A Folk Tale From Alaska

 

It seems that one winter an old woman was left behind in the tribe’s summer campground. She was too old to move one more time as the tribe searched for new hunting territory. She could no longer help with the preparation of leather the goods the tribe made to sell for part of their livelihood. She had few teeth and it was a hardship to walk from one hut to another. Her family left her with a little food to eat in her last days, a few small insects. But the woman said to herself, “I’m not going to eat these poor creatures. I am old and perhaps they are young. Perhaps even a few are children. I’d rather die first…” So she set the insects free from the cages in which they had been trapped.

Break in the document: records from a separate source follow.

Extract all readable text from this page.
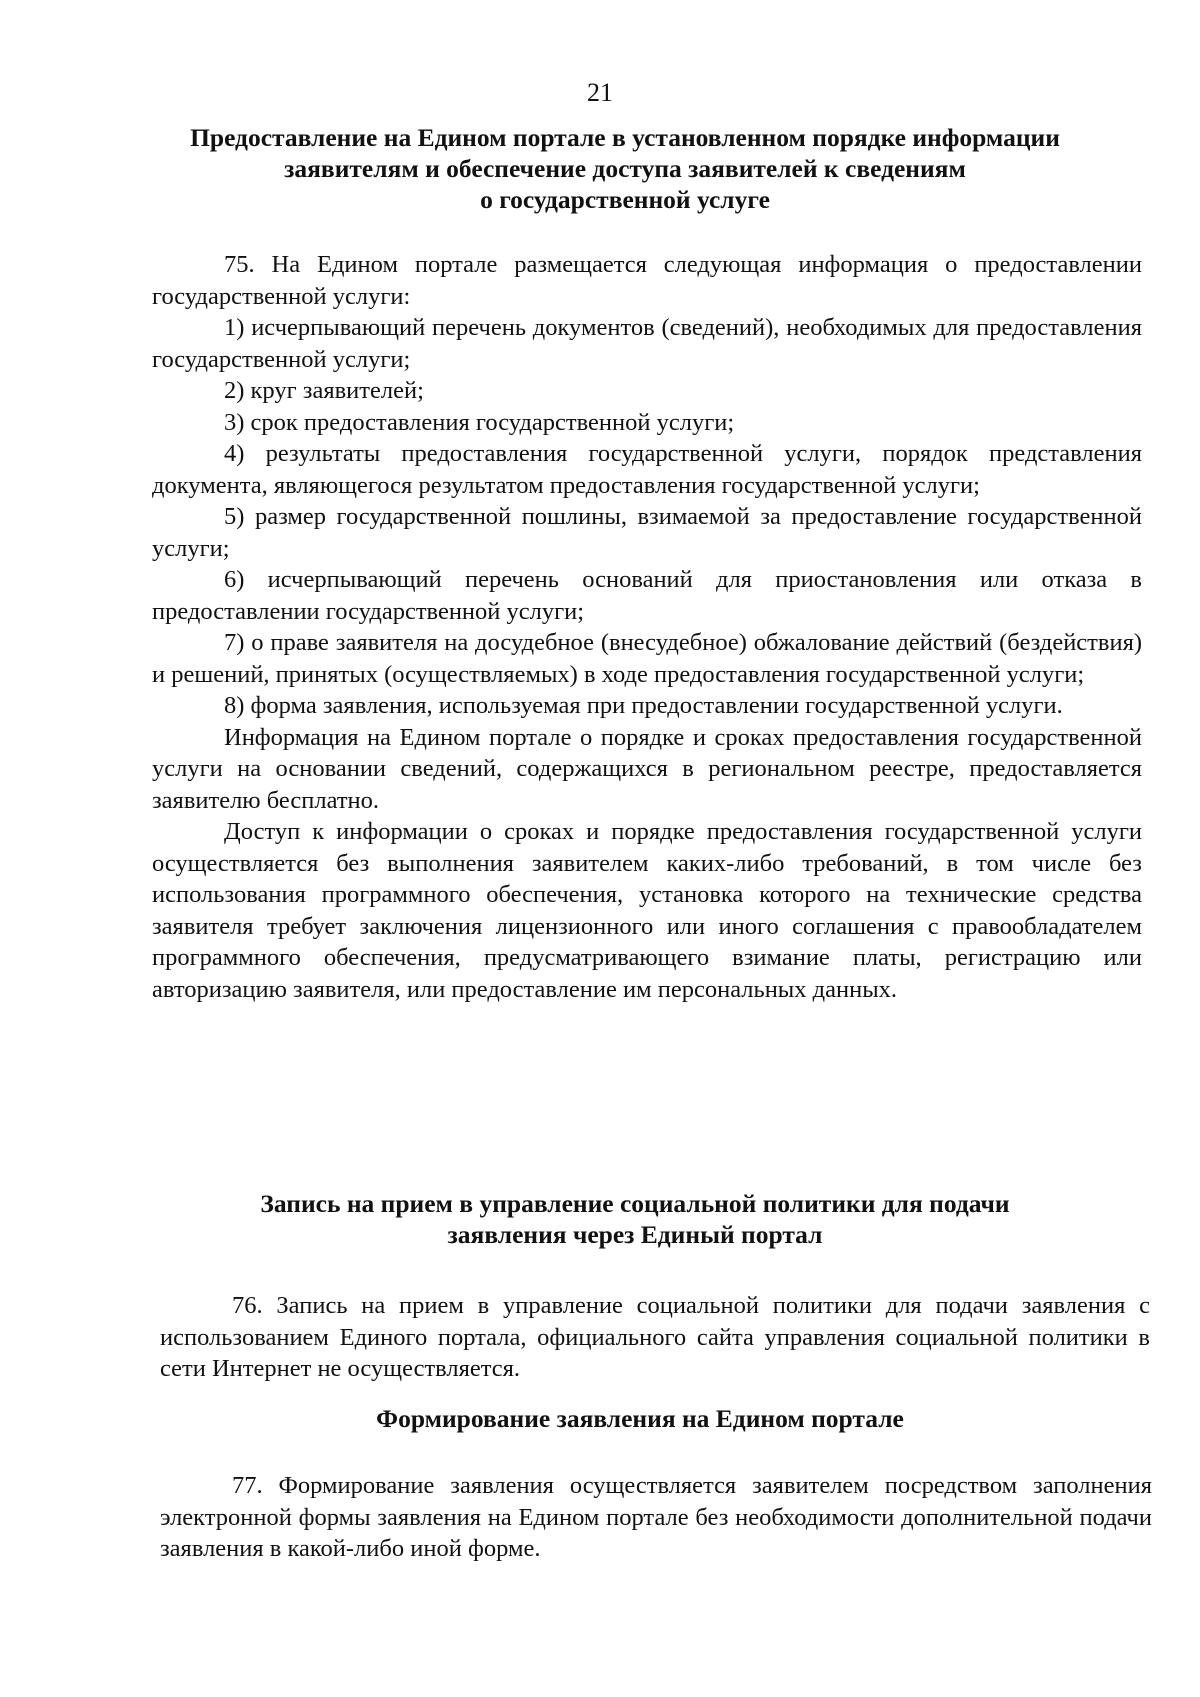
21
Предоставление на Едином портале в установленном порядке информации
заявителям и обеспечение доступа заявителей к сведениям
о государственной услуге

75. На Едином портале размещается следующая информация о предоставлении государственной услуги:

1) исчерпывающий перечень документов (сведений), необходимых для предоставления государственной услуги;

2) круг заявителей;

3) срок предоставления государственной услуги;

4) результаты предоставления государственной услуги, порядок представления документа, являющегося результатом предоставления государственной услуги;

5) размер государственной пошлины, взимаемой за предоставление государственной услуги;

6) исчерпывающий перечень оснований для приостановления или отказа в предоставлении государственной услуги;

7) о праве заявителя на досудебное (внесудебное) обжалование действий (бездействия) и решений, принятых (осуществляемых) в ходе предоставления государственной услуги;

8) форма заявления, используемая при предоставлении государственной услуги.

Информация на Едином портале о порядке и сроках предоставления государственной услуги на основании сведений, содержащихся в региональном реестре, предоставляется заявителю бесплатно.

Доступ к информации о сроках и порядке предоставления государственной услуги осуществляется без выполнения заявителем каких-либо требований, в том числе без использования программного обеспечения, установка которого на технические средства заявителя требует заключения лицензионного или иного соглашения с правообладателем программного обеспечения, предусматривающего взимание платы, регистрацию или авторизацию заявителя, или предоставление им персональных данных.

Запись на прием в управление социальной политики для подачи
заявления через Единый портал

76. Запись на прием в управление социальной политики для подачи заявления с использованием Единого портала, официального сайта управления социальной политики в сети Интернет не осуществляется.

Формирование заявления на Едином портале

77. Формирование заявления осуществляется заявителем посредством заполнения электронной формы заявления на Едином портале без необходимости дополнительной подачи заявления в какой-либо иной форме.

Not long after her people went away, a fox into began to linger around her hut. One day it came into her hut! It leaped up and started to bite her. The old woman thought that surely this would be her time to die. But then she noticed that the fox was biting her in a very strange manner. It was nipping at her skin all over her whole body. It acted as if it were trying to remove her skin like it was a set of clothing to take off her body. The fox nipped and bit until all her skin fell away. And underneath there was a new skin which belonged to an attractive young woman. The woman was amazed. The few insects that had been trapped for her to eat began to buzz excitedly around her, thanking her for their freedom. They were so grateful that they had instructed their friend, the fox, to rid the woman of her old skin. And bring her new life!

The next summer her family with the tribe returned to the campground. But they did not find the old woman’s body or bones as they expected. She had vanished….though as the story goes it was said she had gone to live with the insects and, perhaps, even married a blow-fly who had been particularly kind to her.